No telemóvel de Hélio Loureiro está a imagem da bandeira azul e branca, símbolo da monarquia portuguesa. O chef do Porto Palácio Hotel, conhecido por ser também o responsável pelas refeições da selecção nacional de futebol ou pelas receitas económicas que aconselha na televisão, preparou as ementas da apresentação de Afonso, o primeiro filho de D. Duarte, e do baptizado de Dinis, o filho mais novo. Podia ter sido só trabalho, mas foi mais do que isso. Hélio Loureiro usa o brasão da Casa Real na lapela e não esconde as suas ideias: "Sou monárquico convicto, não por tradição familiar mas pela certeza de que a restauração monárquica traria uma nova esperança para Portugal."
Descobriu-se monárquico aos 15 anos. "A minha geração é muito politizada, a conversa à mesa do jantar passava sempre pela política, o meu irmão era da esquerda radical.
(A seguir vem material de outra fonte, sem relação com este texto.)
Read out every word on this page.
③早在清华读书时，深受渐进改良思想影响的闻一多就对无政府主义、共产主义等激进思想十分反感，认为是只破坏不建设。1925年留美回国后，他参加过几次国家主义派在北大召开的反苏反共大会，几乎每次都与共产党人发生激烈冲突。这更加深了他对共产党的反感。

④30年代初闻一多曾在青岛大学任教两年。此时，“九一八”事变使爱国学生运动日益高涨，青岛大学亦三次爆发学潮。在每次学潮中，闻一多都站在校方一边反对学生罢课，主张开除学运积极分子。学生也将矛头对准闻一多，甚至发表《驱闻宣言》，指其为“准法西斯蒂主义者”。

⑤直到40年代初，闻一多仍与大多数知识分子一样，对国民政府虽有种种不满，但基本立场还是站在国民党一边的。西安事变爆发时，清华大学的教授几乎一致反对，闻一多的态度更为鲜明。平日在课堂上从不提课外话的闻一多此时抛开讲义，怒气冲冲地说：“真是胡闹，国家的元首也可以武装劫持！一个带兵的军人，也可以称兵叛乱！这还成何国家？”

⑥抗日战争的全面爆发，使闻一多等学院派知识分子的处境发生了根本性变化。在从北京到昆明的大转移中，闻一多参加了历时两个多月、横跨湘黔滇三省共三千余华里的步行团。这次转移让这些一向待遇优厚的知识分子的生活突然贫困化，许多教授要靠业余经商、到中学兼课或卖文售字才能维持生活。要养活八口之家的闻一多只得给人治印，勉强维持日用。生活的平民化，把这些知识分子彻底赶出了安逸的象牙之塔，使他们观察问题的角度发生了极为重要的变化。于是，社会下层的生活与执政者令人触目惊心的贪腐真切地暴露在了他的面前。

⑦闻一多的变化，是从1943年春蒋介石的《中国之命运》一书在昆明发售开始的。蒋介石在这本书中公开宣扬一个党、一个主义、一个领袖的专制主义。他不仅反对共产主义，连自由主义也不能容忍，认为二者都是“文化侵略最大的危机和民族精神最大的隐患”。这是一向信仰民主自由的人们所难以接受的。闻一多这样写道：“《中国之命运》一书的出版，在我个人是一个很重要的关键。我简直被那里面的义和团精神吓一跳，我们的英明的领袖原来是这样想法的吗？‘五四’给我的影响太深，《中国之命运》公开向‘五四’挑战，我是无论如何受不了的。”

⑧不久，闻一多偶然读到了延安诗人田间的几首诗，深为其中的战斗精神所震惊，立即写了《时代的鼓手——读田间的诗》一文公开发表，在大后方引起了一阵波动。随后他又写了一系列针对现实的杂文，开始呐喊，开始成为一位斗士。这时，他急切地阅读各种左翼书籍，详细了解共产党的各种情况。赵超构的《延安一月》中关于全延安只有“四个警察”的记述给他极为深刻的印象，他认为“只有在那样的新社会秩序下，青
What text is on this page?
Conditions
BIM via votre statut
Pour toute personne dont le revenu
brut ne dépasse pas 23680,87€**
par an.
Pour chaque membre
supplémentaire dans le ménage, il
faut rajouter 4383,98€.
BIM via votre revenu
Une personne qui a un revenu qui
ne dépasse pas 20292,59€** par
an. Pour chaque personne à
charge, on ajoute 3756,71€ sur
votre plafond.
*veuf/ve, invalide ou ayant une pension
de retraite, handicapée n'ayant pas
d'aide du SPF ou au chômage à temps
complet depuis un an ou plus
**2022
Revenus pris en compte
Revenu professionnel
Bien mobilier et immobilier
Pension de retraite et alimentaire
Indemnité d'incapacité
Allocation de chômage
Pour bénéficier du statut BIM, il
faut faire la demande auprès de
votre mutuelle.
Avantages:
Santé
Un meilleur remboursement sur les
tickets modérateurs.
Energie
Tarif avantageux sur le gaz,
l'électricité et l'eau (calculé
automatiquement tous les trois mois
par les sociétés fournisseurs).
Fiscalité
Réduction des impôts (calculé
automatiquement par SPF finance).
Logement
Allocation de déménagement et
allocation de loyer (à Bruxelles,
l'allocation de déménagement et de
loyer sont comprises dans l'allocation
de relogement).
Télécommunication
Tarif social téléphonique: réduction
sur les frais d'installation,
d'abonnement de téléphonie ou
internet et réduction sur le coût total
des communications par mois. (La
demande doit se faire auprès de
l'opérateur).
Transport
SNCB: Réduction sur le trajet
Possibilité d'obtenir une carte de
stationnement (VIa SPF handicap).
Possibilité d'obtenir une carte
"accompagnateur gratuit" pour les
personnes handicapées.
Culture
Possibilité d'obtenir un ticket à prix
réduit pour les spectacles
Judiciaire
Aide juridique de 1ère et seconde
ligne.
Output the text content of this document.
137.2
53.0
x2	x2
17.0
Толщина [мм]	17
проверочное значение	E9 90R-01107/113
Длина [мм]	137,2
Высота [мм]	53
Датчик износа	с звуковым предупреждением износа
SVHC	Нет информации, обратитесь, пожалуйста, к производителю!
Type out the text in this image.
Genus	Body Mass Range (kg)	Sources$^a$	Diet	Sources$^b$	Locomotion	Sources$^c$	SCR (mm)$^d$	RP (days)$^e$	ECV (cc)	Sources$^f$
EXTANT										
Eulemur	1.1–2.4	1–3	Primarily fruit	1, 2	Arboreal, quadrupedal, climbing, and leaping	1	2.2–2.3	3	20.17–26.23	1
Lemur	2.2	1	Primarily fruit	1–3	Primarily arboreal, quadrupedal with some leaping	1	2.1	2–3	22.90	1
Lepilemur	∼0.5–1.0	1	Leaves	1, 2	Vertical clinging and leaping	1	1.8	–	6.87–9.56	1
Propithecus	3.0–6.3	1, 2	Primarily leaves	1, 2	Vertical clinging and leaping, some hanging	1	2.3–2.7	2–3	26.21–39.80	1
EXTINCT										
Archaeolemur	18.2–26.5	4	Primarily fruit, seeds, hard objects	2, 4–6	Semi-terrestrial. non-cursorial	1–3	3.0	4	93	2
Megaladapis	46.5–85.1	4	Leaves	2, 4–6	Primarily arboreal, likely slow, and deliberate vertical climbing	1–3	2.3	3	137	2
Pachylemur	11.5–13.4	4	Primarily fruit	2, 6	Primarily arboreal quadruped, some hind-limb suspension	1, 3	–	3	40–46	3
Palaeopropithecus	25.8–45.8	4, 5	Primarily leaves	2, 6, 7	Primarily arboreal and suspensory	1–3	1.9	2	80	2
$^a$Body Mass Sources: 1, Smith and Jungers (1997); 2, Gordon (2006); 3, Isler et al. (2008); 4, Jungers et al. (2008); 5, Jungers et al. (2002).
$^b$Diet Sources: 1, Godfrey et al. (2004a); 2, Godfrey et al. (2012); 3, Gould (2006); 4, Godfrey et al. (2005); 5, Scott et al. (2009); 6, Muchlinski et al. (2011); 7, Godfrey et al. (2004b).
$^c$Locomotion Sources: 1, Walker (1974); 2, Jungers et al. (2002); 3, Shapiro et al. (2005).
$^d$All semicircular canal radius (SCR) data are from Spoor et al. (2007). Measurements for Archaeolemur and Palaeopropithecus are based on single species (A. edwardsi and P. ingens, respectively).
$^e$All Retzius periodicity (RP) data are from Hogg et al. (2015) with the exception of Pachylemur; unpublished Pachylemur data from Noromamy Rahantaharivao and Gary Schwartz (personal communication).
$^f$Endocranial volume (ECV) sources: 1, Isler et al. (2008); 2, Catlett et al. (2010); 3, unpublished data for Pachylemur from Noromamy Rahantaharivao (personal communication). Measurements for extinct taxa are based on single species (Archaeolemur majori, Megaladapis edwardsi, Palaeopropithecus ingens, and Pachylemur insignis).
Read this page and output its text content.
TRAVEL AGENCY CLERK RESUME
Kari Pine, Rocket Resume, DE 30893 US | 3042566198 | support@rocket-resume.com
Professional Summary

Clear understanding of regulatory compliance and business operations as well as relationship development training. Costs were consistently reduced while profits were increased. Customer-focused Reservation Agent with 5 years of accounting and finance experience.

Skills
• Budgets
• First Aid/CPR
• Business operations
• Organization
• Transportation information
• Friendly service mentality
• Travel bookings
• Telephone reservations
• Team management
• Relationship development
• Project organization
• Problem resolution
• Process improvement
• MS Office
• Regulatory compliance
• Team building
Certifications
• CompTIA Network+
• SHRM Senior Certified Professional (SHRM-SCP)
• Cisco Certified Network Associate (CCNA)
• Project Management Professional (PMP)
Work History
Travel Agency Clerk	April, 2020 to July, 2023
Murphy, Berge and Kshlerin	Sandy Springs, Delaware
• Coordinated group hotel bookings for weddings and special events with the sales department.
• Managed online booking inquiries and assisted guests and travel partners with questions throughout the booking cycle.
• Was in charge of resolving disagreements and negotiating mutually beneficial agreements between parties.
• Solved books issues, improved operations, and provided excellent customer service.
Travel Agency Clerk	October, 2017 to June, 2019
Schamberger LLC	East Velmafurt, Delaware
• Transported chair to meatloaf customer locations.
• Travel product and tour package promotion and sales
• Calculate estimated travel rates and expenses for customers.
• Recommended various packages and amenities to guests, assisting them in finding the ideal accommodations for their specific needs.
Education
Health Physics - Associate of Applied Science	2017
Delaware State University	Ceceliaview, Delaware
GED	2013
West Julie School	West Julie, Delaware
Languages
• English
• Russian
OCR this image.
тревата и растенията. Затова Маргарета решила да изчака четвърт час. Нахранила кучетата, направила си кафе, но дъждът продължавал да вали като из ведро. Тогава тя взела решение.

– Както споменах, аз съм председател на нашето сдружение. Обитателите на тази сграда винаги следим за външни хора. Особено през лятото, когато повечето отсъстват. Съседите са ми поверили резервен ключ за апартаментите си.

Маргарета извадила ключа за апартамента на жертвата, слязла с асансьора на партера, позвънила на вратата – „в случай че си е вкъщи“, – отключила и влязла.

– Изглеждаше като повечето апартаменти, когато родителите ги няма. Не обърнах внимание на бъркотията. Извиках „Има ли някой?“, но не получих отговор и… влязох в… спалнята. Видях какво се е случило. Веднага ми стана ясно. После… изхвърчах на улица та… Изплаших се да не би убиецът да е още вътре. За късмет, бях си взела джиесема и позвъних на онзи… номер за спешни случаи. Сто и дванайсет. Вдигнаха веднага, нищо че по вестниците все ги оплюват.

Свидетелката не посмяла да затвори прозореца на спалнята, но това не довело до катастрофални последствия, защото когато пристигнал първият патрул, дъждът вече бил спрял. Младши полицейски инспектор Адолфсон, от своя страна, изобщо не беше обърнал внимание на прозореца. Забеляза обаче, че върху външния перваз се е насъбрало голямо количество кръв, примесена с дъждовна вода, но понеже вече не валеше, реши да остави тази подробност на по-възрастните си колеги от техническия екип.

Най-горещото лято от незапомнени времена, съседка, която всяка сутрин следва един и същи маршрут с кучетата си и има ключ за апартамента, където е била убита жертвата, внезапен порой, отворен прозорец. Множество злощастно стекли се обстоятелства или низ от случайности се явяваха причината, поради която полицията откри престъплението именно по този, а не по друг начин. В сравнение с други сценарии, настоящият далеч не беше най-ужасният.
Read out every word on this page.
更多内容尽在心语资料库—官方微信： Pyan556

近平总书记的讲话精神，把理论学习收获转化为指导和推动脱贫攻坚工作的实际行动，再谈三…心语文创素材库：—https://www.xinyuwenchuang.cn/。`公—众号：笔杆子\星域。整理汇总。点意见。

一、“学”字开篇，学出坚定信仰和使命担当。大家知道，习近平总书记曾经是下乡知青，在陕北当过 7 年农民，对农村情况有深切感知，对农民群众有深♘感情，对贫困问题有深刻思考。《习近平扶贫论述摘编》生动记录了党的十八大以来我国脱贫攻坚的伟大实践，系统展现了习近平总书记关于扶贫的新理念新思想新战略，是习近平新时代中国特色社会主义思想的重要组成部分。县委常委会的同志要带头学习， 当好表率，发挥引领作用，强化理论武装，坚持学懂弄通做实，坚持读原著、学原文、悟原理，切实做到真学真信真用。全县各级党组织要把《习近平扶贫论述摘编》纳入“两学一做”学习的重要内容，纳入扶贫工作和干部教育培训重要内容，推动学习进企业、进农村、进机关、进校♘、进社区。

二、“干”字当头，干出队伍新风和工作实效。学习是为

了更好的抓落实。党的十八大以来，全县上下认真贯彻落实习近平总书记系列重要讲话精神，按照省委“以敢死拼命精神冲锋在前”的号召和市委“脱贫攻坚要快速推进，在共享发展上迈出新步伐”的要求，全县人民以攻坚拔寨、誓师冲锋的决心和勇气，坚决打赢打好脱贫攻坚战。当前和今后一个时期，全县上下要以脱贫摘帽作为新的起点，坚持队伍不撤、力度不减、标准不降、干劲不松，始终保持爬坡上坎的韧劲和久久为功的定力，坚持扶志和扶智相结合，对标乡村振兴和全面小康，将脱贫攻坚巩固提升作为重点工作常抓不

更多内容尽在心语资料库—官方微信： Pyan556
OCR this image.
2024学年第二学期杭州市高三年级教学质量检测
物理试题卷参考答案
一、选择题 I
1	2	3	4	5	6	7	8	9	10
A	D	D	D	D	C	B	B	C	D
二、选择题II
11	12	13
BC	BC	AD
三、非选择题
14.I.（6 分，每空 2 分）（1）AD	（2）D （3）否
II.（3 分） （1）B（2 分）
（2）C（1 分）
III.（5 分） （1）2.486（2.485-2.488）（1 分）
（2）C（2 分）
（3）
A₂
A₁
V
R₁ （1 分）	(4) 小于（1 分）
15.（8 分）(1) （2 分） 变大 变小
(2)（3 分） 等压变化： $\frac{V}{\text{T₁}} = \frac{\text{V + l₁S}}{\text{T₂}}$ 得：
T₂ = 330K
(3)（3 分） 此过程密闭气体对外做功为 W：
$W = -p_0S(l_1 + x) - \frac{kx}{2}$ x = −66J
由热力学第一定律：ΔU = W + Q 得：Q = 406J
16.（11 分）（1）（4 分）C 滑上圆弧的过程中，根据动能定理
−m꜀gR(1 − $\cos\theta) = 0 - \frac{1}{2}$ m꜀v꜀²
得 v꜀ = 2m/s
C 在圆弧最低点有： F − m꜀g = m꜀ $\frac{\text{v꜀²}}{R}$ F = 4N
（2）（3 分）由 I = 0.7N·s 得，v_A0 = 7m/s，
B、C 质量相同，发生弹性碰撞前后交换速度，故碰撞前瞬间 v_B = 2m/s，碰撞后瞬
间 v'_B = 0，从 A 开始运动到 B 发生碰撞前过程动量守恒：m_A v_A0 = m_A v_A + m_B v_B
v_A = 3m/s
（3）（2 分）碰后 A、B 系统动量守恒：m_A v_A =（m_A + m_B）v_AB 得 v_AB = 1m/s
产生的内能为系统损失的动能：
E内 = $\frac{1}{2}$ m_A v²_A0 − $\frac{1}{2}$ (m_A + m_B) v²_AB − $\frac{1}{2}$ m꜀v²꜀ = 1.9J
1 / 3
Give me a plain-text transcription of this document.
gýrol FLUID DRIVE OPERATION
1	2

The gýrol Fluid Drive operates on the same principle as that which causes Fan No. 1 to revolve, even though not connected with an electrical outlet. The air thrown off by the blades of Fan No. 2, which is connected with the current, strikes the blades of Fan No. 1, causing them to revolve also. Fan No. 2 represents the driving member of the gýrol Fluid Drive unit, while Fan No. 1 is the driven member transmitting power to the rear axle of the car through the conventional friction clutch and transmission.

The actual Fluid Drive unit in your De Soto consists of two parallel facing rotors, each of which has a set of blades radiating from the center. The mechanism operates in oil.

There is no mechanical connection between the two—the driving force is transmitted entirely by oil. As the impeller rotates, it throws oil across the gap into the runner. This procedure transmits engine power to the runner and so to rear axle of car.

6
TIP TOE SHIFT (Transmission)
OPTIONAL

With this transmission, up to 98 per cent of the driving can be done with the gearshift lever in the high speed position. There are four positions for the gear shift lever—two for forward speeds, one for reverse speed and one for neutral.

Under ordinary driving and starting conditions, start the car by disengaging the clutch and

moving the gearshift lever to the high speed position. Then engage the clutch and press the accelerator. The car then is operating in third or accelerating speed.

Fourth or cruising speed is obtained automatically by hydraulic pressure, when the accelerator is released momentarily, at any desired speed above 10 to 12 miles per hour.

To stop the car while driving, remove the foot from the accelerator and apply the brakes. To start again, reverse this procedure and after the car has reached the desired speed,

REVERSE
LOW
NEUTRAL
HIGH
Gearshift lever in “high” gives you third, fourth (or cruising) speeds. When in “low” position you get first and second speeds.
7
A mim não me deu para isso", recorda. Leu o Capital, de Marx, os pensamentos de Engels, o Livro Vermelho de Mao, mas depois continuou as leituras até encontrar resposta para as suas dúvidas políticas. Foi através de Gonçalo Ribeiro Telles que chegou ao pensamento monárquico, num momento em que dizer em Portugal que se defendia a monarquia era quase o mesmo do que defender o fascismo. Nada que o intimidasse: "Ser católico dá trabalho. Ser muçulmano dá trabalho. Ser judeu dá trabalho. Ser monárquico dá trabalho. Quando se é alguma coisa na vida é preciso trabalho. O mais fácil é não ser nada e não tomar posição, dizer que não se sabe. Quando se toma posição tem de se ter os pés bem assentes na terra e saber o que estamos a dizer. Com consciência." E que implica uma acção pública, como diz Hélio Loureiro: "Faz parte da minha missão enquanto português mostrar que há outro regime para além deste, que há outra verdade para além desta verdade, que isto não é o fim de uma etapa de Portugal, se calhar é uma transição."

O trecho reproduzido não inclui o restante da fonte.